A Pollena Trocchia i carabinieri, insieme ai vigili del fuoco, hanno disposto la chiusura immediata di una nota discoteca di via Garibaldi dopo aver riscontrato pesanti irregolarità durante un controllo straordinario.
Capienza superata e uscite ostruite
All’interno del locale sono stati trovati 670 giovani a fronte di una capienza massima autorizzata di 400 persone. Un sovraffollamento significativo che, in caso di emergenza, avrebbe potuto trasformarsi in un rischio concreto per l’incolumità dei presenti.
Le verifiche hanno inoltre evidenziato il malfunzionamento dell’impianto di rilevazione fumi, l’ostruzione delle uscite di emergenza e un numero insufficiente di addetti alla sicurezza. Carenze strutturali che richiamano alla memoria tragedie che avrebbero dovuto insegnare quanto il rispetto delle regole non sia un dettaglio burocratico ma una tutela della vita.

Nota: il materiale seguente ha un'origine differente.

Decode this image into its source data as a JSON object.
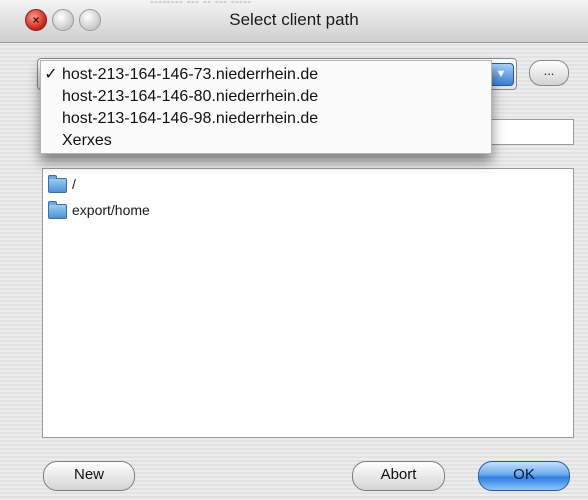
{
  "window": {
    "title": "Select client path",
    "ghost_text": "-------- --- -- --- -----"
  },
  "toolbar": {
    "browse_label": "..."
  },
  "host_menu": {
    "selected_index": 0,
    "items": [
      {
        "check": "✓",
        "label": "host-213-164-146-73.niederrhein.de"
      },
      {
        "check": "",
        "label": "host-213-164-146-80.niederrhein.de"
      },
      {
        "check": "",
        "label": "host-213-164-146-98.niederrhein.de"
      },
      {
        "check": "",
        "label": "Xerxes"
      }
    ]
  },
  "path_list": {
    "items": [
      {
        "icon": "folder-icon",
        "label": "/"
      },
      {
        "icon": "folder-icon",
        "label": "export/home"
      }
    ]
  },
  "buttons": {
    "new_label": "New",
    "abort_label": "Abort",
    "ok_label": "OK"
  },
  "colors": {
    "accent": "#3c7fd4",
    "close_button": "#c4231a"
  }
}
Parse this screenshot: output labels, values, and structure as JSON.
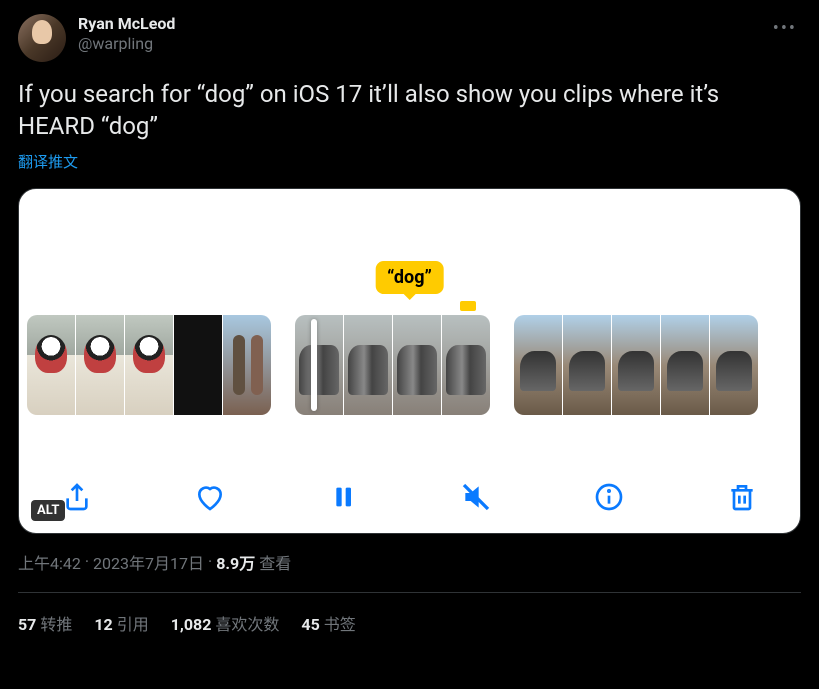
{
  "author": {
    "display_name": "Ryan McLeod",
    "handle": "@warpling"
  },
  "tweet_text": "If you search for “dog” on iOS 17 it’ll also show you clips where it’s HEARD “dog”",
  "translate_label": "翻译推文",
  "media": {
    "tooltip_text": "“dog”",
    "alt_badge": "ALT",
    "toolbar_icons": {
      "share": "share-icon",
      "like": "heart-icon",
      "pause": "pause-icon",
      "mute": "mute-icon",
      "info": "info-icon",
      "delete": "trash-icon"
    }
  },
  "meta": {
    "time": "上午4:42",
    "dot1": "·",
    "date": "2023年7月17日",
    "dot2": "·",
    "views_count": "8.9万",
    "views_label": "查看"
  },
  "stats": {
    "retweets": {
      "count": "57",
      "label": "转推"
    },
    "quotes": {
      "count": "12",
      "label": "引用"
    },
    "likes": {
      "count": "1,082",
      "label": "喜欢次数"
    },
    "bookmarks": {
      "count": "45",
      "label": "书签"
    }
  }
}
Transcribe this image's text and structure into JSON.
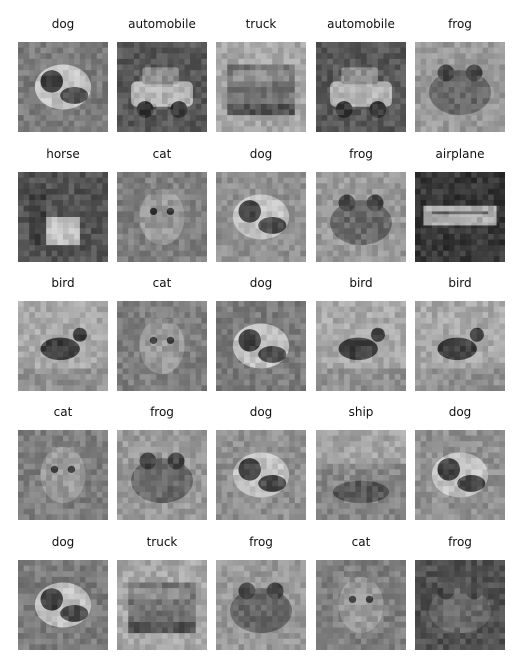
{
  "figure": {
    "items": [
      {
        "label": "dog",
        "depicts": "dog-photo"
      },
      {
        "label": "automobile",
        "depicts": "automobile-photo"
      },
      {
        "label": "truck",
        "depicts": "truck-photo"
      },
      {
        "label": "automobile",
        "depicts": "automobile-photo"
      },
      {
        "label": "frog",
        "depicts": "frog-photo"
      },
      {
        "label": "horse",
        "depicts": "horse-photo"
      },
      {
        "label": "cat",
        "depicts": "cat-photo"
      },
      {
        "label": "dog",
        "depicts": "dog-photo"
      },
      {
        "label": "frog",
        "depicts": "frog-photo"
      },
      {
        "label": "airplane",
        "depicts": "airplane-photo"
      },
      {
        "label": "bird",
        "depicts": "bird-photo"
      },
      {
        "label": "cat",
        "depicts": "cat-photo"
      },
      {
        "label": "dog",
        "depicts": "dog-photo"
      },
      {
        "label": "bird",
        "depicts": "bird-photo"
      },
      {
        "label": "bird",
        "depicts": "bird-photo"
      },
      {
        "label": "cat",
        "depicts": "cat-photo"
      },
      {
        "label": "frog",
        "depicts": "frog-photo"
      },
      {
        "label": "dog",
        "depicts": "dog-photo"
      },
      {
        "label": "ship",
        "depicts": "ship-photo"
      },
      {
        "label": "dog",
        "depicts": "dog-photo"
      },
      {
        "label": "dog",
        "depicts": "dog-photo"
      },
      {
        "label": "truck",
        "depicts": "truck-photo"
      },
      {
        "label": "frog",
        "depicts": "frog-photo"
      },
      {
        "label": "cat",
        "depicts": "cat-photo"
      },
      {
        "label": "frog",
        "depicts": "frog-photo"
      }
    ]
  }
}
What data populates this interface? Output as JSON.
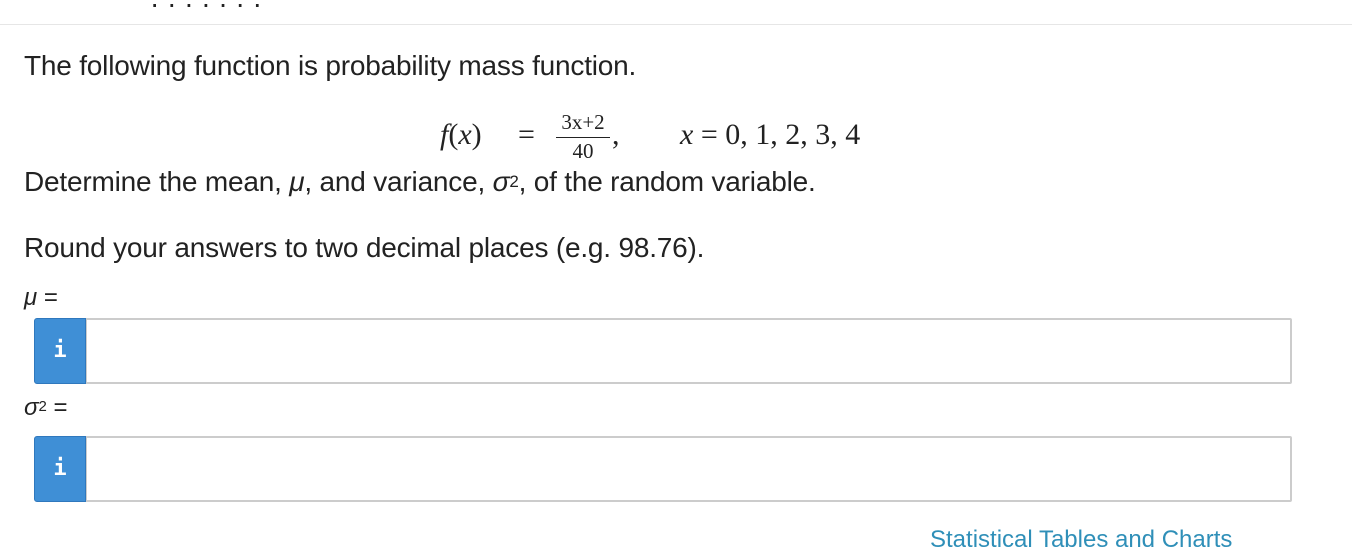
{
  "header": {
    "clipped_text": "· · · · · · ·"
  },
  "question": {
    "intro": "The following function is probability mass function.",
    "equation": {
      "lhs_f": "f",
      "lhs_open": "(",
      "lhs_x": "x",
      "lhs_close": ")",
      "equals": "=",
      "numerator": "3x+2",
      "denominator": "40",
      "comma": ",",
      "domain_var": "x",
      "domain_values": " = 0, 1, 2, 3, 4"
    },
    "determine": {
      "part1": "Determine the mean, ",
      "mu": "μ",
      "part2": ", and variance, ",
      "sigma": "σ",
      "sigma_exp": "2",
      "part3": ", of the random variable."
    },
    "rounding": "Round your answers to two decimal places (e.g. 98.76)."
  },
  "answers": {
    "mu_label_sym": "μ",
    "mu_label_eq": " =",
    "mu_value": "",
    "sigma_label_sym": "σ",
    "sigma_label_exp": "2",
    "sigma_label_eq": " =",
    "sigma_value": "",
    "info_glyph": "i",
    "info_icon": "info-icon"
  },
  "footer": {
    "clipped_link": "Statistical Tables and Charts"
  },
  "colors": {
    "info_button": "#3f8fd6",
    "input_border": "#cccccc",
    "text": "#222222",
    "link": "#2f8fb8"
  }
}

Attività sospesa e amministratore denunciato
L’attività è stata sospesa sul posto e l’amministratore unico della società che gestisce il locale è stato denunciato. Il deflusso degli avventori è avvenuto senza criticità sotto il profilo dell’ordine pubblico.
Resta però l’amara constatazione: controlli e tragedie passate sembrano non essere bastati a consolidare una cultura della prevenzione. E mentre le indagini proseguono, torna centrale il tema della responsabilità nella gestione di spazi che, per loro natura, richiedono standard di sicurezza rigorosi e costantemente verificati.